Autorin: Claire Keegan
Titel: Das dritte Licht
Originaltitel: Foster
Übersetzt aus dem Englischen von: Hans-Christian Oeser
Kategorie: Roman
Seitenanzahl: 104
Erschienen am 18. Januar 2023 bei Steidl
Hardcover: 20,00 Euro // E-Book: 12,99 Euro
Bewertung: ⭐️⭐️⭐️⭐️⭐️ (5 von 5 Sternen)
Klappentext:
Irland, zu Beginn der 1980er Jahre: An einem heißen Sommertag liefert ein Vater seine kleine Tochter bei entfernten Verwandten auf einer Farm im tiefsten Wexford ab.

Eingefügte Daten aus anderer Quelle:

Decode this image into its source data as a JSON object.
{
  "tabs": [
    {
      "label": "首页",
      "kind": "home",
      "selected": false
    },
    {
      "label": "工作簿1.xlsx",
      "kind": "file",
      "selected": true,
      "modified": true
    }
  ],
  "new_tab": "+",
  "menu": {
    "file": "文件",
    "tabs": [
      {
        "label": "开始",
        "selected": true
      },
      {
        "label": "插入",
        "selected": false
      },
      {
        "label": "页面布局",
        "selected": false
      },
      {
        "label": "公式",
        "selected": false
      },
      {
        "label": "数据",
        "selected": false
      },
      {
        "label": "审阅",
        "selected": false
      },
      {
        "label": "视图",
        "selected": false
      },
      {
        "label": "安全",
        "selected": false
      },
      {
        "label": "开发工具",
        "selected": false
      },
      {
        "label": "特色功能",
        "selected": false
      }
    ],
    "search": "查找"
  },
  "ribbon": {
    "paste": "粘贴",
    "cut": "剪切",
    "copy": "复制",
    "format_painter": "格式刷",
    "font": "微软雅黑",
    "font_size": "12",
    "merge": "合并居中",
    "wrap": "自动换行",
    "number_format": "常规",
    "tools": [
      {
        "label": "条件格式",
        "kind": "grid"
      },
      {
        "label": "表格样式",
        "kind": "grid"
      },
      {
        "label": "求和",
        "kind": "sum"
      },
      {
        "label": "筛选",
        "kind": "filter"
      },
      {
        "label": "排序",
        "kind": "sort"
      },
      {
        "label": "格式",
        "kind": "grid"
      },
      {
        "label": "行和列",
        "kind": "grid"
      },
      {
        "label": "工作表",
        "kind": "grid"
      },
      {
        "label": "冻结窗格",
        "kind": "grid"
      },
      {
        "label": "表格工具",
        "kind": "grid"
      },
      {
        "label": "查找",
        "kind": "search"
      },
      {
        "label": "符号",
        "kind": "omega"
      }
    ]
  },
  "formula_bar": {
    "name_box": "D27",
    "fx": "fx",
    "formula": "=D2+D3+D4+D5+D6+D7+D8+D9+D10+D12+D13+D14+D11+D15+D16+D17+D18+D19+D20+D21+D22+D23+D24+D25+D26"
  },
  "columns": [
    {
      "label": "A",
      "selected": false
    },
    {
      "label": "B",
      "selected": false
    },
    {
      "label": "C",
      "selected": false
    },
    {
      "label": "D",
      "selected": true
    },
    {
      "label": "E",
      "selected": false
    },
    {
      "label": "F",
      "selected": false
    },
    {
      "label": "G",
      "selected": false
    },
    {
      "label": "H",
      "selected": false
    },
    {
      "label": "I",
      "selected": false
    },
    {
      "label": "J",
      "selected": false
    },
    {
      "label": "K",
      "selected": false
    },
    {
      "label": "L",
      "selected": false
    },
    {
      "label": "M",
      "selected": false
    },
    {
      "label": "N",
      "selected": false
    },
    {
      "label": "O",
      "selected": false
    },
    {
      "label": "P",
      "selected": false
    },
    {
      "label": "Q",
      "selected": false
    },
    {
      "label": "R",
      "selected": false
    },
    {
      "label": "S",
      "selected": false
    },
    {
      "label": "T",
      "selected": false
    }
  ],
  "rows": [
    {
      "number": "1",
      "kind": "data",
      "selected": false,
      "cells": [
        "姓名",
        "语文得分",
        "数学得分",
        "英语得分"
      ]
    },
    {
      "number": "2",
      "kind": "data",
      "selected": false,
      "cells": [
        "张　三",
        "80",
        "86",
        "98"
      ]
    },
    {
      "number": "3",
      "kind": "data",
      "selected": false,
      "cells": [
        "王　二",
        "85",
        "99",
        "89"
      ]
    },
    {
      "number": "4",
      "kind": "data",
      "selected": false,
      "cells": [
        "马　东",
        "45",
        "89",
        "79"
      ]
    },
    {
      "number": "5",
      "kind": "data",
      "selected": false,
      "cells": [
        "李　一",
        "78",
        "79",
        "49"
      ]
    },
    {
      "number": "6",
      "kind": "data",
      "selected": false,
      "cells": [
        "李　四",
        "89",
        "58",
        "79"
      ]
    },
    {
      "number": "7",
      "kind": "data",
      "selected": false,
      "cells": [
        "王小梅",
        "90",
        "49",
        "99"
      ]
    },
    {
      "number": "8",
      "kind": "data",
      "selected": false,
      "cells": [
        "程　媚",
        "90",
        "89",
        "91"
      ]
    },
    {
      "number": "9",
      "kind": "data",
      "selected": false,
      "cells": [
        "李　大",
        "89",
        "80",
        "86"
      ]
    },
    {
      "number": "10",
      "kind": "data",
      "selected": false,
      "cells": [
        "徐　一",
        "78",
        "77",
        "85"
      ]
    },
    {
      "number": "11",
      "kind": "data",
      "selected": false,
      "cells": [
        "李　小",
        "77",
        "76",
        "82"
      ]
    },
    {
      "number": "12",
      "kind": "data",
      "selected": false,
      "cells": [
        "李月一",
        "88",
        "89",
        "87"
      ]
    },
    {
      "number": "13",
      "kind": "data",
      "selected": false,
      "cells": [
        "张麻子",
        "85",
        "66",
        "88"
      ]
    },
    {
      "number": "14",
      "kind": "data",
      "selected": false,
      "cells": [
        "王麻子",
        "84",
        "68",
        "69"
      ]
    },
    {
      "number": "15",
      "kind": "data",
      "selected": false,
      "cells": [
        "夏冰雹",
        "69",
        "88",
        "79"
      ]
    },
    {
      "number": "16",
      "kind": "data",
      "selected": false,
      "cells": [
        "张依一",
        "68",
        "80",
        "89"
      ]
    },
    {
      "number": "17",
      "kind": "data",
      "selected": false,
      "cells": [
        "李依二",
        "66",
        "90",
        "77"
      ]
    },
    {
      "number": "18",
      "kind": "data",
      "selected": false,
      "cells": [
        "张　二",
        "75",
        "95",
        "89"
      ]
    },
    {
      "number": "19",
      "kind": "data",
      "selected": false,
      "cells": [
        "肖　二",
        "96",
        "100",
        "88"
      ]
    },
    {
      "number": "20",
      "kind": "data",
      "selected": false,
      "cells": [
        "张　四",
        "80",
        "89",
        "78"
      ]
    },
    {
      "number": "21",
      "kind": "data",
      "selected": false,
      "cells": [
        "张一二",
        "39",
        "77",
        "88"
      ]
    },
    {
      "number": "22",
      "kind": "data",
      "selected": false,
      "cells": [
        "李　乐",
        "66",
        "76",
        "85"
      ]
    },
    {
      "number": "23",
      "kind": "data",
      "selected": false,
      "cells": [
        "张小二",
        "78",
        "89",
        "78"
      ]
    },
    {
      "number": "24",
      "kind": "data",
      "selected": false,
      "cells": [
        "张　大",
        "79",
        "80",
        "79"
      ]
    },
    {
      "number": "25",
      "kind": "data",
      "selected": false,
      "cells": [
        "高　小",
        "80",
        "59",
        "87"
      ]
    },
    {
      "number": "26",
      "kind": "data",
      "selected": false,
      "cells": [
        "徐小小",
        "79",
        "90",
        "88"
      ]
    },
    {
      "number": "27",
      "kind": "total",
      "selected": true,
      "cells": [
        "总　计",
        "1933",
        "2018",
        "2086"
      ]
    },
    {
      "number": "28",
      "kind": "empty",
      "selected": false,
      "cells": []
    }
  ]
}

Seine Frau ist schon wieder schwanger, noch ein Maul wird zu stopfen sein.
So findet sich das Mädchen bei dem kinderlosen Ehepaar John und Edna Kinsella wieder. An einem ungewohnt schönen und behaglichen Ort, wo es Milch und Rhabarber und Zuwendung im Überfluss gibt. Aber auch ein trauriges Geheimnis, das einen Schatten auf die leuchtend leichten Tage wirft, in denen das Mädchen lernt, was Familie bedeuten kann.
„An einem Sonntagmorgen, nach der Frühmesse in Clonegal, fährt mein Vater, statt mich nach Hause zu bringen, ins tiefste Wexford, zur Küste, wo die Leute meiner Mutter herkommen.“
Der erste Satz aus „Das dritte Licht“ von Claire Keegan
Worum geht es in „Das dritte Licht“?
In diesem kurzen Roman, der im ländlichen Irland der 80er Jahre spielt, geht es um ein kleines namenloses Mädchen, das von seinen Eltern zu entfernten Verwandten geschickt wird und dort das erste Mal Zuneigung, Aufmerksamkeit und Liebe erfährt. Mehr muss man eigentlich nicht wissen.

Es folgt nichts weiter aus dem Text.